The tech CV for France: where English works and what still differs
French tech is the one sector where an English CV is often acceptable: many startups and scale-ups operate in English and post their ads in English. What still differs from a US application: one-page discipline, CEFR language levels, French degree equivalents, and stating your work authorization if you are non-EU.
What French tech recruiters actually screen
Stack first: languages, frameworks and infrastructure, named explicitly and honestly — French tech interviews probe claimed skills quickly. A « Compétences » block organised by category (backend, data, cloud, tooling) beats a long alphabetical list.
Impact over titles: « API redesign cutting p95 latency 40 % » reads the same in Paris as in San Francisco. Quantified bullets transfer perfectly — this is the least « French » part of the exercise.
The French twist remains on format: keep it to one page, use MM/YYYY dates, give your degree's Bac+X equivalent (a BSc is Bac+3, an MSc is Bac+5 — school reputation matters less in tech than elsewhere in France), and state French/English levels in CEFR terms. « Français : B1 » is fine in much of French tech; pretending fluency is not.
Where the English-speaking tech jobs are
The ad language is your filter: companies posting in English interview in English. Welcome to the Jungle (the dominant French tech job board) lets you filter, and dedicated boards list English-speaking roles in France.
Non-EU candidates: France's « Talent Passport » (passeport talent) visa track covers qualified tech employees, founders and researchers, and the French Tech Visa builds on it for startup hires — mention your eligibility or current permit on the CV to defuse the sponsorship question early.

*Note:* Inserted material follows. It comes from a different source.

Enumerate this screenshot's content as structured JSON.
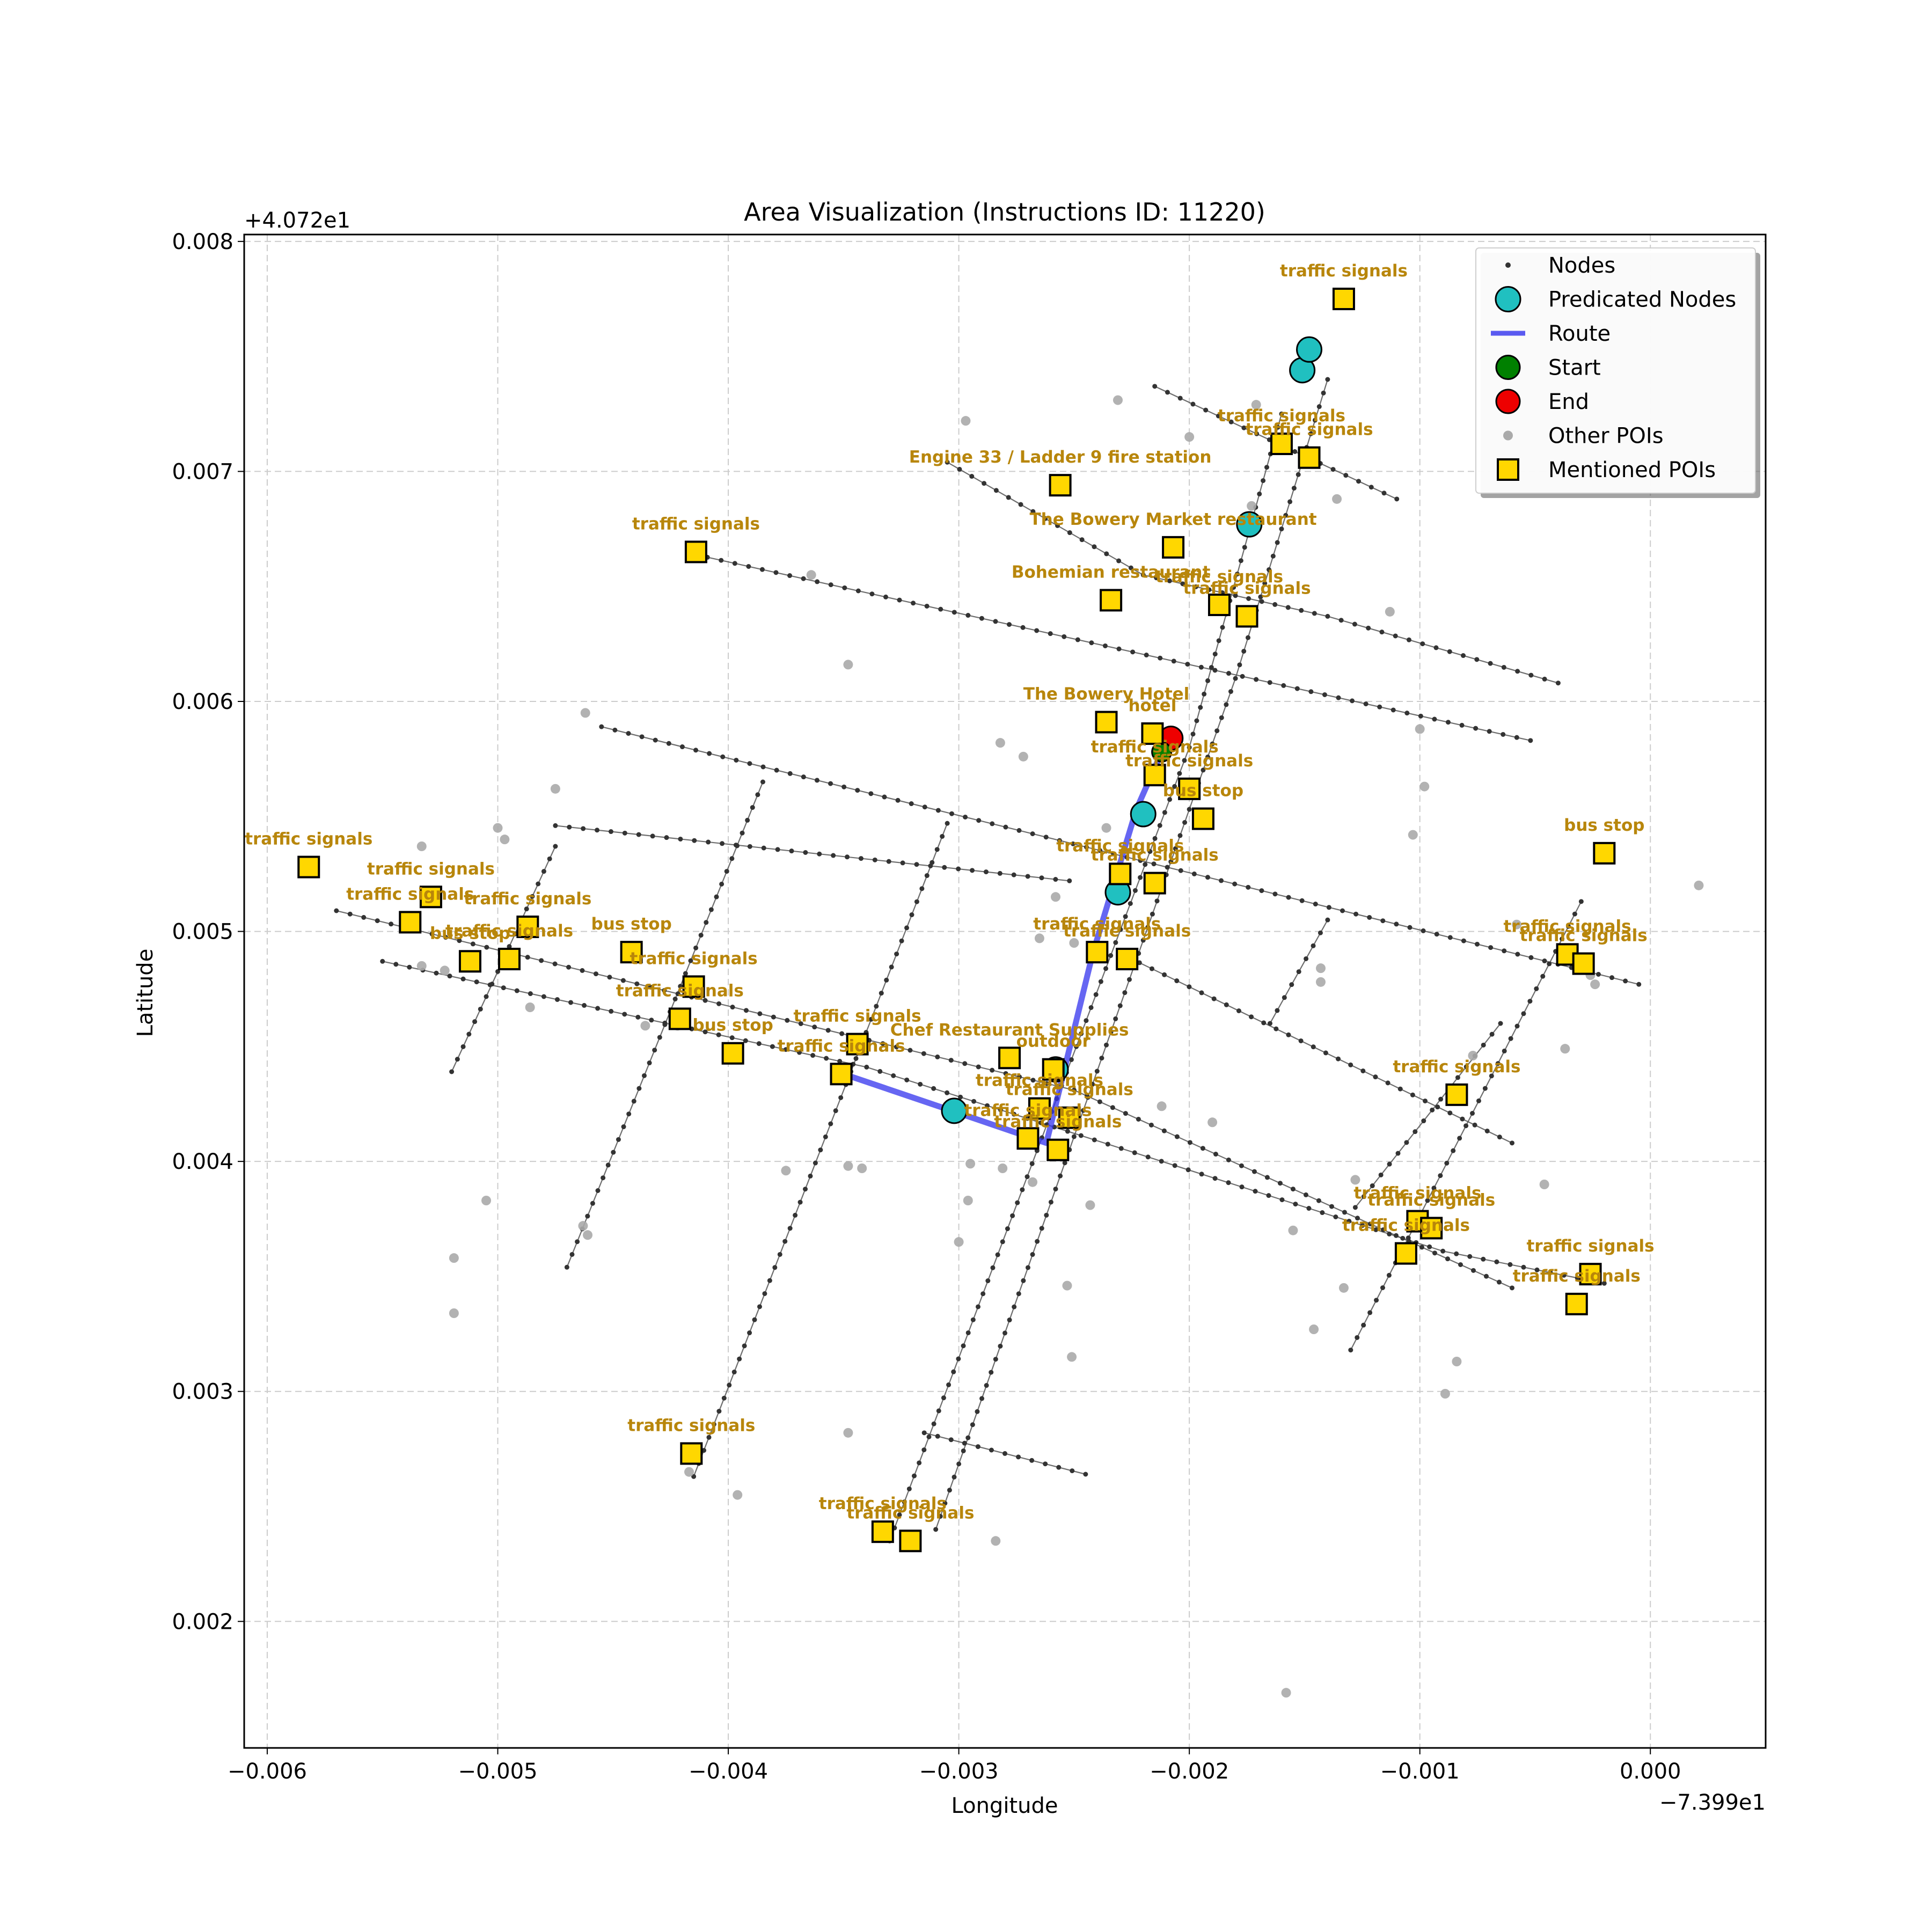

Salary expectations are public enough to research: French tech salaries run well below US levels (a Paris senior developer typically earns in the range documented by APEC and specialised barometers) — calibrate before the interview, negotiation margins are thinner than in the US.
Frequently asked questions
Do I need French to work in French tech?
For many startup and scale-up roles, no — English is the working language. Team rituals and administration still touch French, and B1-level French dramatically widens your options outside the startup bubble.
Should I put GitHub and side projects on a French tech CV?
Yes — same as anywhere. Link GitHub, a portfolio or a deployed project near your header. French tech recruiters check them.
Is LeetCode-style interviewing common in France?
Less systematic than in US Big Tech. French processes typically mix a technical exchange, a practical exercise or take-home, and team fit conversations. Prepare to explain your past choices in depth.